John has a senior leadership and clinical role in the NHS. In 2018 his employers identified him as one of the rising stars and put him on its programme for developing future leaders.
One workshop, delivered by the alitus team required the group to understand their own individual Myers Briggs profile and to explore why they each reacted in certain ways to particular situations. Afterwards, John also shared this learning with his peers and his team, helping them to understand why they act as they do. It helped him to understand the strength of working with people with different points of view. It also proved useful when recruiting new team members as he recognised that he needs people with different personality traits to create a strong team. For example, he could match his own strength of creativity and blue sky thinking with someone who was strong at paying attention to detail so that collectively, all the required skills and personality traits were within the team.
One of the outputs of this workshop was a pictorial of the MBTI ‘stress’ heads – one upright (an MBTI Type Head) and the other upside down (MTBI Stress head). The Stress head portrayed the things that will create stress for him, or get him in a spin, such as spreadsheets, details, micromanagement etc; the Type head showed what he enjoyed and his strengths such as creativity, curiosity, sociability etc. John displays this with pride in his office and it often proves a good talking point, helping people to understand where he is coming from and to discuss their likes and dislikes.
Later, John also attended an alitus confidence workshop looking at self-awareness and self-management. It encouraged him to become more self-aware and to notice what he needed to function well, his working style and how he could get the best out of every situation. He was encouraged to notice his approach and become more intentional. He recalls that he realised that sarcastic comments are not always helpful so he is much more mindful of what he says and how he says it now. The delegates were also encouraged to request feedback from people to help their continual development. John became clinical lead just before Covid struck and in his previous role he hadn’t needed to chair meetings. In his new role, chairing meetings effectively was crucial, and particularly in the online virtual world. He asked his trusted experienced PA to give him constructive feedback, on how he performed in meetings and together, they ensured that the meetings were effectively and efficiently chaired. Now John is able to pass this knowledge onto the next leaders coming through so he is also able to develop others.
John also had 5 coaching sessions with Bridget which he found extremely useful and insightful. The timing was good, they built an excellent rapport and he was able to be totally open about his challenges and how he was feeling. Together, they explored various issues and discussed solution options. He became conscious of the importance of self-care and came to understand what he needed to ensure he is in a good place and to notice unhelpful patterns, evaluate and take action. Examples of when he is looking after himself are that he takes a lunch break every day, he keeps his car clean from mud (as he has time to do it) and as he loves cooking he prepares his own lunch the night before. These are all markers of when he is in a good place. Exercise is also important for his wellbeing so he makes time to run at least twice a week. After starting the couch to 5K a couple of years ago, he progressed to a half marathon and had planned to do a 70km challenge in September. This event was cancelled due to Covid so he ran it in three separate sections. He loves running as it a good way to relax and unwind after a full on day at work. Obviously it has been a tough year for many people, particularly in the health service, and people often say to him, “I don’t know how you keep going, with everything that is thrown at you”. The answer is that he has learnt how to practise self-care.

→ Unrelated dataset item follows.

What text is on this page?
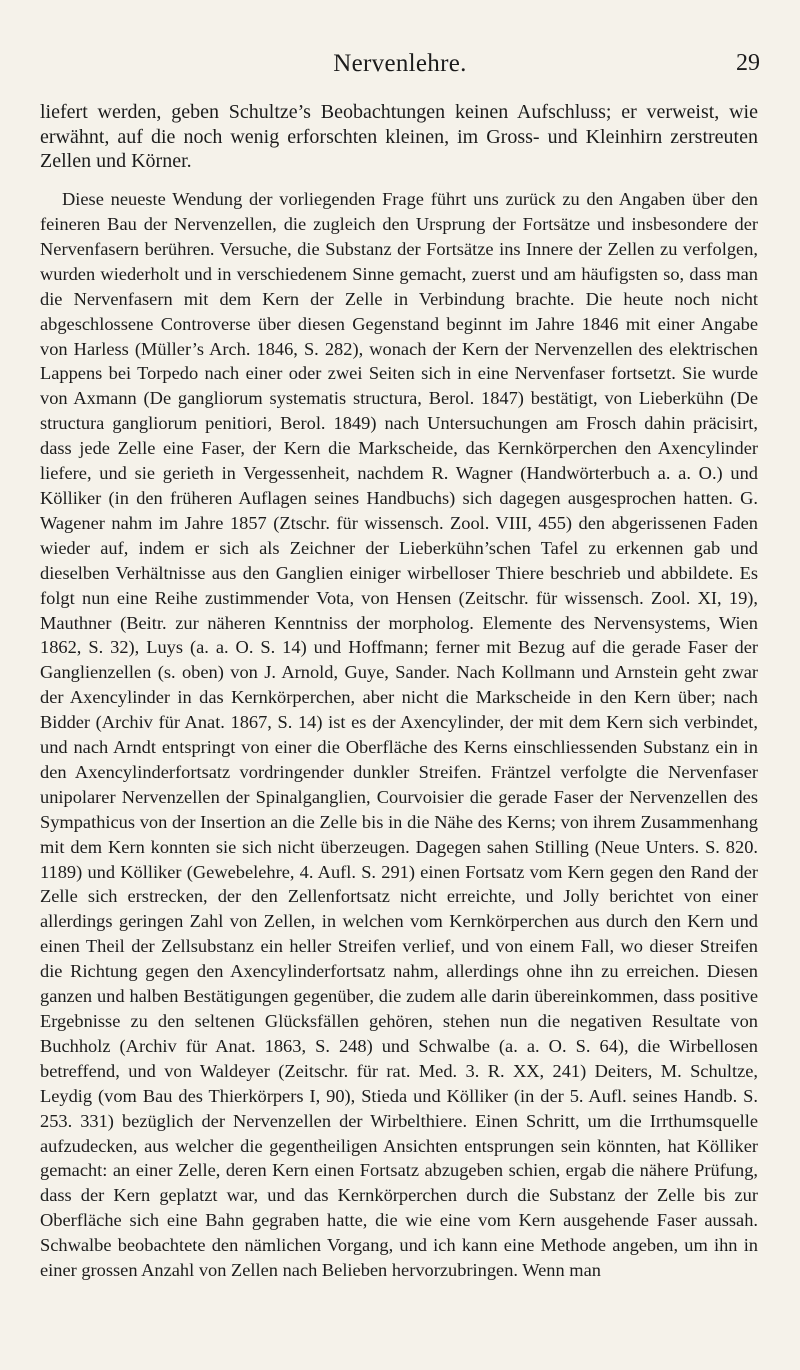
Nervenlehre.	29

liefert werden, geben Schultze’s Beobachtungen keinen Aufschluss; er verweist, wie erwähnt, auf die noch wenig erforschten kleinen, im Gross- und Kleinhirn zerstreuten Zellen und Körner.

Diese neueste Wendung der vorliegenden Frage führt uns zurück zu den Angaben über den feineren Bau der Nervenzellen, die zugleich den Ursprung der Fortsätze und insbesondere der Nervenfasern berühren. Versuche, die Substanz der Fortsätze ins Innere der Zellen zu verfolgen, wurden wiederholt und in verschiedenem Sinne gemacht, zuerst und am häufigsten so, dass man die Nervenfasern mit dem Kern der Zelle in Verbindung brachte. Die heute noch nicht abgeschlossene Controverse über diesen Gegenstand beginnt im Jahre 1846 mit einer Angabe von Harless (Müller’s Arch. 1846, S. 282), wonach der Kern der Nervenzellen des elektrischen Lappens bei Torpedo nach einer oder zwei Seiten sich in eine Nervenfaser fortsetzt. Sie wurde von Axmann (De gangliorum systematis structura, Berol. 1847) bestätigt, von Lieberkühn (De structura gangliorum penitiori, Berol. 1849) nach Untersuchungen am Frosch dahin präcisirt, dass jede Zelle eine Faser, der Kern die Markscheide, das Kernkörperchen den Axencylinder liefere, und sie gerieth in Vergessenheit, nachdem R. Wagner (Handwörterbuch a. a. O.) und Kölliker (in den früheren Auflagen seines Handbuchs) sich dagegen ausgesprochen hatten. G. Wagener nahm im Jahre 1857 (Ztschr. für wissensch. Zool. VIII, 455) den abgerissenen Faden wieder auf, indem er sich als Zeichner der Lieberkühn’schen Tafel zu erkennen gab und dieselben Verhältnisse aus den Ganglien einiger wirbelloser Thiere beschrieb und abbildete. Es folgt nun eine Reihe zustimmender Vota, von Hensen (Zeitschr. für wissensch. Zool. XI, 19), Mauthner (Beitr. zur näheren Kenntniss der morpholog. Elemente des Nervensystems, Wien 1862, S. 32), Luys (a. a. O. S. 14) und Hoffmann; ferner mit Bezug auf die gerade Faser der Ganglienzellen (s. oben) von J. Arnold, Guye, Sander. Nach Kollmann und Arnstein geht zwar der Axencylinder in das Kernkörperchen, aber nicht die Markscheide in den Kern über; nach Bidder (Archiv für Anat. 1867, S. 14) ist es der Axencylinder, der mit dem Kern sich verbindet, und nach Arndt entspringt von einer die Oberfläche des Kerns einschliessenden Substanz ein in den Axencylinderfortsatz vordringender dunkler Streifen. Fräntzel verfolgte die Nervenfaser unipolarer Nervenzellen der Spinalganglien, Courvoisier die gerade Faser der Nervenzellen des Sympathicus von der Insertion an die Zelle bis in die Nähe des Kerns; von ihrem Zusammenhang mit dem Kern konnten sie sich nicht überzeugen. Dagegen sahen Stilling (Neue Unters. S. 820. 1189) und Kölliker (Gewebelehre, 4. Aufl. S. 291) einen Fortsatz vom Kern gegen den Rand der Zelle sich erstrecken, der den Zellenfortsatz nicht erreichte, und Jolly berichtet von einer allerdings geringen Zahl von Zellen, in welchen vom Kernkörperchen aus durch den Kern und einen Theil der Zellsubstanz ein heller Streifen verlief, und von einem Fall, wo dieser Streifen die Richtung gegen den Axencylinderfortsatz nahm, allerdings ohne ihn zu erreichen. Diesen ganzen und halben Bestätigungen gegenüber, die zudem alle darin übereinkommen, dass positive Ergebnisse zu den seltenen Glücksfällen gehören, stehen nun die negativen Resultate von Buchholz (Archiv für Anat. 1863, S. 248) und Schwalbe (a. a. O. S. 64), die Wirbellosen betreffend, und von Waldeyer (Zeitschr. für rat. Med. 3. R. XX, 241) Deiters, M. Schultze, Leydig (vom Bau des Thierkörpers I, 90), Stieda und Kölliker (in der 5. Aufl. seines Handb. S. 253. 331) bezüglich der Nervenzellen der Wirbelthiere. Einen Schritt, um die Irrthumsquelle aufzudecken, aus welcher die gegentheiligen Ansichten entsprungen sein könnten, hat Kölliker gemacht: an einer Zelle, deren Kern einen Fortsatz abzugeben schien, ergab die nähere Prüfung, dass der Kern geplatzt war, und das Kernkörperchen durch die Substanz der Zelle bis zur Oberfläche sich eine Bahn gegraben hatte, die wie eine vom Kern ausgehende Faser aussah. Schwalbe beobachtete den nämlichen Vorgang, und ich kann eine Methode angeben, um ihn in einer grossen Anzahl von Zellen nach Belieben hervorzubringen. Wenn man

Another aspect that was covered in his coaching sessions with Bridget was his leadership role in the department. His goals were to be an authentic leader and to create a strategy to develop a culture that would ensure the department’s success and efficiency.
Bridget helped him realise 3 key aims of leadership. Firstly, he needed to get the dynamics of the team right so there were complimentary talents and personality types to avoid stress and burnout of the team members. Over time, he has been able to turn an inadequately staffed department into one which is fully staffed with a good mix of traits and skills. Recognising this has made a huge difference to the functionality of the department.
Secondly, in order to make the team work better, they need to share some high level goals and views. They all bought into the strategy that was to offer a quality diagnostic service and they are making good progress.
Thirdly, although John has always had a good understanding of peoples’ strengths and weaknesses, Bridget helped him develop this further, whereby he encourages team members to play more to their strengths which will help them be happier and more effective. A key enabler of this was the personal StrengthFinders exercise he did, helping him to understand his own strengths and how he can use them to best effect. For example, when he walks around the department talking to his staff, finding out all about them, that’s actually his nurturing strength working in practise. John was so impressed with the StrengthFinders book; he’s even been known to give a copy to one of his team for Christmas!